El escritor japonés nos narra con trazos finos pero certeros la vida física y mental de Shira‑i, un cyborg ‑entendiendo por cyborg, obviamente, un ser humano al cual se ha trasplantado su cerebro en un cuerpo cibernético- de primera generación, un descastado que en tanto pionero media como enlace entre dos mundos. Viviendo de las ayudas de los normales y de su pequeño puesto de fotografías no terminará de ver con buenos ojos la revolución incipiente que está originando su antiguo camarada Cholo; la idea de hacer un viaje hasta los límites del espacio exterior para crear allí una colonia exclusivamente cyborg. El Gobierno de Ciudad Canal Este, ciudad radicada en Marte, no puede tolerar semejante hecho.

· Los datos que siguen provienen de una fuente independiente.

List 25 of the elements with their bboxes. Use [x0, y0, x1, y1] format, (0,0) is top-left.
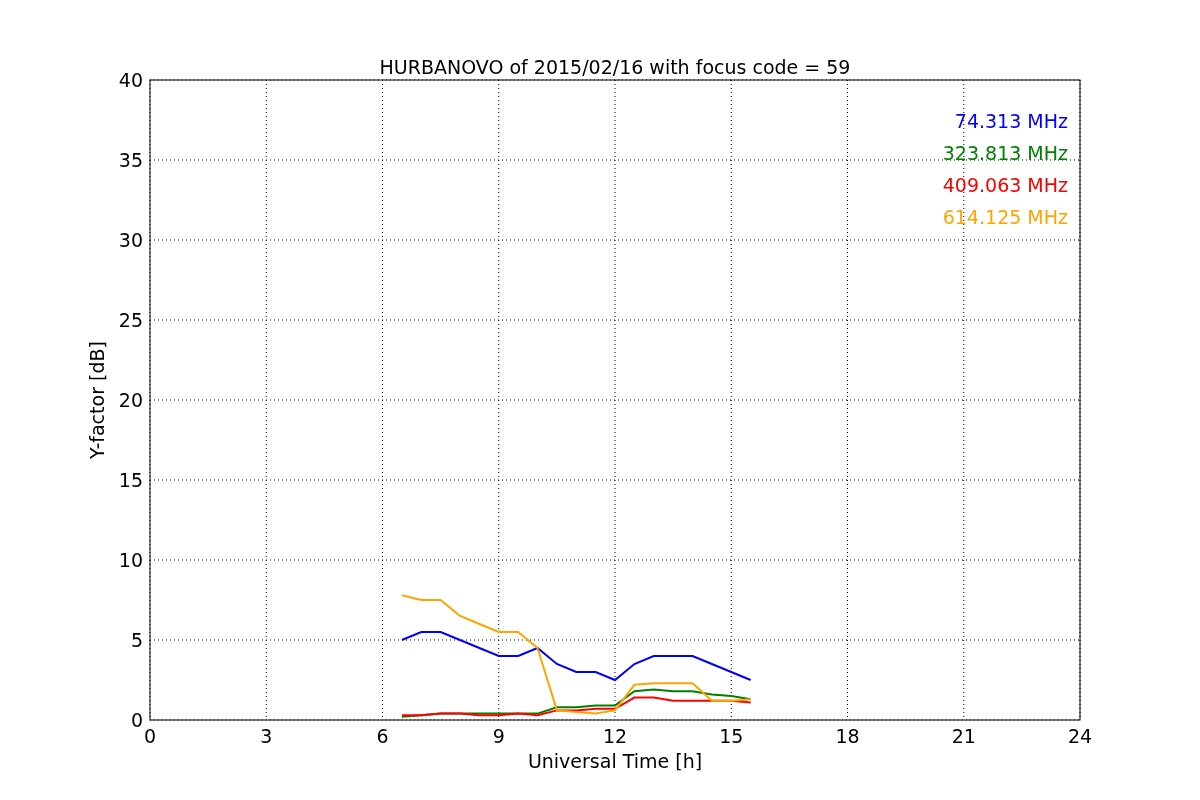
x-tick-label: 3	[260, 725, 273, 747]
y-tick-label: 35	[118, 149, 143, 171]
legend-label: 409.063 MHz	[942, 174, 1068, 196]
x-tick-label: 21	[951, 725, 976, 747]
x-tick-label: 6	[376, 725, 389, 747]
x-tick-label: 15	[719, 725, 744, 747]
x-tick-label: 18	[835, 725, 860, 747]
legend-label: 323.813 MHz	[942, 142, 1068, 164]
chart-title: HURBANOVO of 2015/02/16 with focus code = 59	[379, 56, 851, 78]
y-tick-label: 40	[118, 69, 143, 91]
y-tick-label: 25	[118, 309, 143, 331]
legend-label: 74.313 MHz	[954, 110, 1068, 132]
y-tick-label: 10	[118, 549, 143, 571]
x-tick-label: 0	[143, 725, 157, 747]
y-tick-label: 5	[130, 629, 143, 651]
x-tick-label: 24	[1067, 725, 1093, 747]
x-axis-label: Universal Time [h]	[527, 750, 703, 772]
y-tick-label: 30	[118, 229, 143, 251]
y-tick-label: 15	[118, 469, 143, 491]
y-tick-label: 0	[130, 709, 143, 731]
y-tick-label: 20	[118, 389, 143, 411]
y-axis-label: Y-factor [dB]	[86, 341, 108, 459]
x-tick-label: 12	[602, 725, 628, 747]
x-tick-label: 9	[492, 725, 505, 747]
legend-label: 614.125 MHz	[942, 206, 1068, 228]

Los cyborg se nos presentan como entidades casi indistinguibles de los humanos, con un físico con apenas sí algunas ligeras diferencias que pueden desvelar, y sólo al observador atento, su condición post-humana, salvo el caso de Shira‑i. Él es una entidad deforme, apenas sí humana, con unos pulmones de carbono que se dejan ver en su espalda y con la necesidad de estar bañándose cada noche en solución de Ringer. Como pionero es imperfecto, siniestro, pero en su condición de obviamente diferente se sitúa como el perfecto mediador entre humanos y cyborg: ambos son capaces de verlo como un otro próximo a su condición. Los humanos le ven como un juguete, como una extraña reliquia arcaica sin la que jamás hubieran llegado a Marte; los cyborgs como un venerable antecesor, un eslabón anterior para llegar hasta su condición independiente del ser humano actual. Es por eso que la revolución de los cyborgs no atañe a Shira‑i: él es producto de la técnica física humana; piel, músculos y pulmones visibles en condición de juego, simulacro de los juguetes en los que se reflejan.
¿Qué importancia tiene entonces Shira‑i? Es el liberador de la opresión de los humanos hacia los cyborgs. Aunque los humanos cubran todas las necesidades de los cyborgs también los encierran en la heterotopía del barrio cyborg; del espacio exclusivamente no-humano. De éste modo Shira‑i, eslabón recuperado entre humano y post-humano, es la pieza pseudo-mesiánica que libera por igual de la carga de los prejuicios a los prejuicios y de su estado de esclavitud dependiente a los cyborgs. Pero no lo consigue por su condición de eslabón, cosa que le facilita su labor, sino por su férrea voluntad de hacer lo más correcto para el bien común. El transhumanismo no es más que la conceptualización post-científica del super-hombre revolucionario de la humanidad.